Орнамент на моей ладони - страница 33
С рассветом нас разбудил оглушительный по своей высоте сигнал. Он звучал на одной ноте в течение нескольких минут, и только потом в помещение вошёл немец в военной форме с автоматом, дулом которого начал тыкать в пленных, расположившихся крайними у входа. Тогда я понял, что теперь каждое следующее утро, если оно будет начинаться для меня, то именно так.
Всех вывели на воздух и выстроили в один ряд.
Признаться честно, в тот момент мне было совершенно всё равно, что с нами намерены делать дальше. К тому времени я уже давно потерял себя, как потерял вкус и смысл жизни. С тех пор на время прекратилась моя жизнь, и началось глупое и бессмысленное, тяжёлое и отчаянное существование. Я должен был спрятать всё, что ещё оставалось во мне живого и человеческого. Затаить от них, заволочь в самый дальний, тёмный, медвежий угол, чтобы они не нашли и не убили. Чтобы никто не догадался. Чтобы выжить среди них, мне предстояло сделаться одним из них.
И вот эти страшные, бескровные люди, эти изверги с каменными лицами, с бронзовыми, медальными профилями в своей красивой, выглаженной форме идут, чеканя отполированными сапогами шаг по деревянному полу долгого, полуосвещённого коридора. Конец коридора утопает во мраке. По обе стороны множество дверей, и делегация останавливается перед каждой из них.
Во главе группы генерал с орденской атласной лентой и с зажатой в глазу линзой на цепочке. Он командует своему подчинённому, резко выбрасывая правую руку вверх перед собой. Тот моментально выбегает вперёд и отворяет дверь.

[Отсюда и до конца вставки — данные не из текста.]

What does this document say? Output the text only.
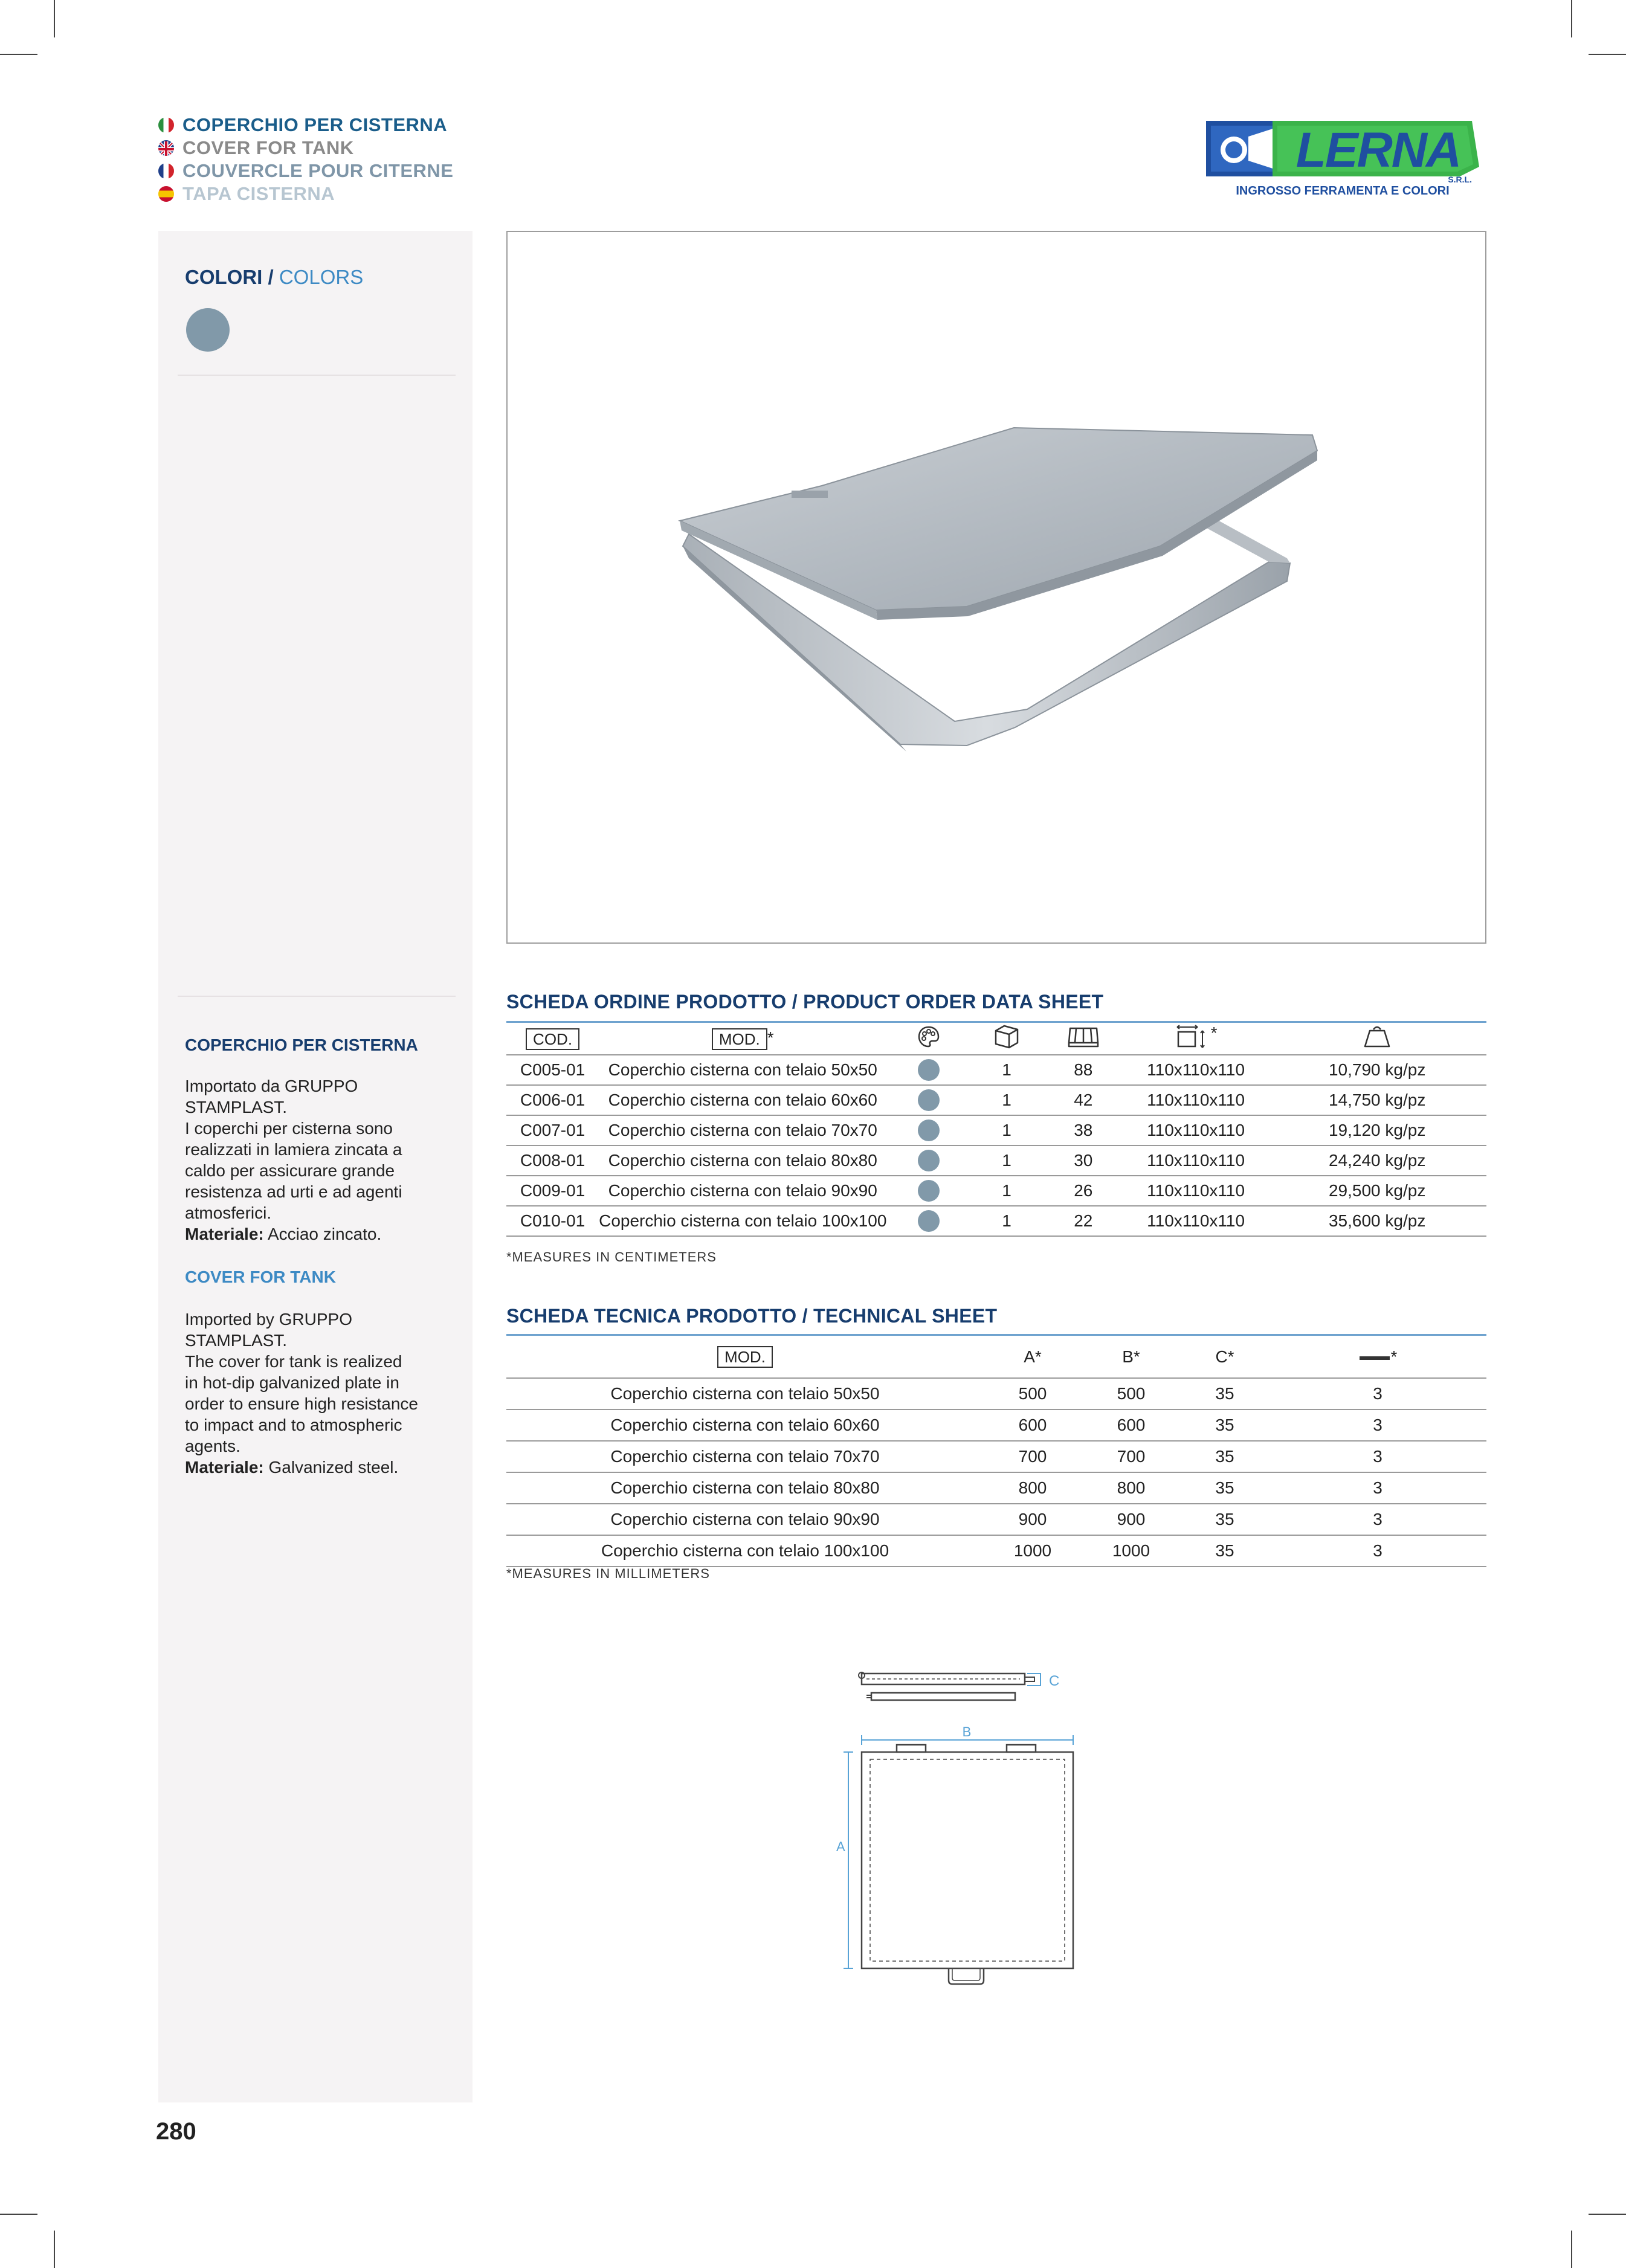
COPERCHIO PER CISTERNA
COVER FOR TANK
COUVERCLE POUR CITERNE
TAPA CISTERNA
LERNA
S.R.L.
INGROSSO FERRAMENTA E COLORI
COLORI / COLORS
COPERCHIO PER CISTERNA
Importato da GRUPPO
STAMPLAST.
I coperchi per cisterna sono
realizzati in lamiera zincata a
caldo per assicurare grande
resistenza ad urti e ad agenti
atmosferici.
Materiale: Acciao zincato.
COVER FOR TANK
Imported by GRUPPO
STAMPLAST.
The cover for tank is realized
in hot-dip galvanized plate in
order to ensure high resistance
to impact and to atmospheric
agents.
Materiale: Galvanized steel.
SCHEDA ORDINE PRODOTTO / PRODUCT ORDER DATA SHEET
COD.	MOD. *				*	
C005-01	Coperchio cisterna con telaio 50x50		1	88	110x110x110	10,790 kg/pz
C006-01	Coperchio cisterna con telaio 60x60		1	42	110x110x110	14,750 kg/pz
C007-01	Coperchio cisterna con telaio 70x70		1	38	110x110x110	19,120 kg/pz
C008-01	Coperchio cisterna con telaio 80x80		1	30	110x110x110	24,240 kg/pz
C009-01	Coperchio cisterna con telaio 90x90		1	26	110x110x110	29,500 kg/pz
C010-01	Coperchio cisterna con telaio 100x100		1	22	110x110x110	35,600 kg/pz
*MEASURES IN CENTIMETERS
SCHEDA TECNICA PRODOTTO / TECHNICAL SHEET
MOD.	A*	B*	C*	*
Coperchio cisterna con telaio 50x50	500	500	35	3
Coperchio cisterna con telaio 60x60	600	600	35	3
Coperchio cisterna con telaio 70x70	700	700	35	3
Coperchio cisterna con telaio 80x80	800	800	35	3
Coperchio cisterna con telaio 90x90	900	900	35	3
Coperchio cisterna con telaio 100x100	1000	1000	35	3
*MEASURES IN MILLIMETERS
C
B
A
280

Это дверь моей комнаты в родном селе. Но внутри пусто. Только полумрак слегка разбавляет лунный свет из одного единственного окна. Под подоконником стоит кровать с пружинным матрасом. Сбоку шифоньер с зеркалом на дверце. Рядом письменный стол и стул при нём.
Делегация в немом недоумении. Закрывают эту дверь и чеканят к следующей. Генерал командует. Солдат отворяет.
Здесь много света. Вместо пола земля с мелкой выжженной травой, прямо перед дверью растёт большое дерево с раскидистой зелёной кроной и лавочкой в тени под ней. А вокруг опять ни души.
Генерал не считает необходимым зайти и только презрительно заглядывает за дверные косяки, чтобы получше осмотреть окрестности.
Вдалеке, на склоне горы видна панорама села. Потолка, конечно же, нет, и ему явно это не нравится.
Немцы закрывают дверь с оглушительным треском и идут дальше.
Снова команда хлёстким басом, и следующая дверь со скрипом повинуется руке приспешника.
В этой комнате пол, и потолок, и стены – всё есть. Напротив двери основательный дубовый конторский письменный стол, вдоль стен ряд стульев и кушетка. Генерал морщится. До него доносится запах цветов. Это цветы июня, но он не разбирает этого. Ему больше необходимо увидеть их самих. Но где же цветы?
Генералу приходится войти внутрь. И, только оглядевшись, за самой дверью он замечает маленькую тумбочку с резными ножками, окрашенную белой краской. На ней и стоят благоухающие цветы в глиняной балхарской вазе. Генерал криво ухмыляется и делает шаг ближе. Смотрит на цветы, переминаясь с пятки на носок, так, что под ним истошно скрипят половицы.
Цветы вызывают у него какое-то особенное подозрение. Они безупречно свежи, будто только кто-то сорвал у них жизнь и принёс продлить её в эту вазу.
Он снимает кожаную перчатку со своей руки и берёт один цветок. Подносит его ближе к лицу, чтобы убедиться, что он настоящий. Ощущает разительный флёр, морщится и растирает цветок в ладони. Но когда он раскрывает её, чтобы смахнуть распавшиеся лепестки, обнаруживает, что его ладонь пуста, а цветок так же стоит на своём месте в вазе. Со злобой он рявкает, натягивает перчатку и выходит.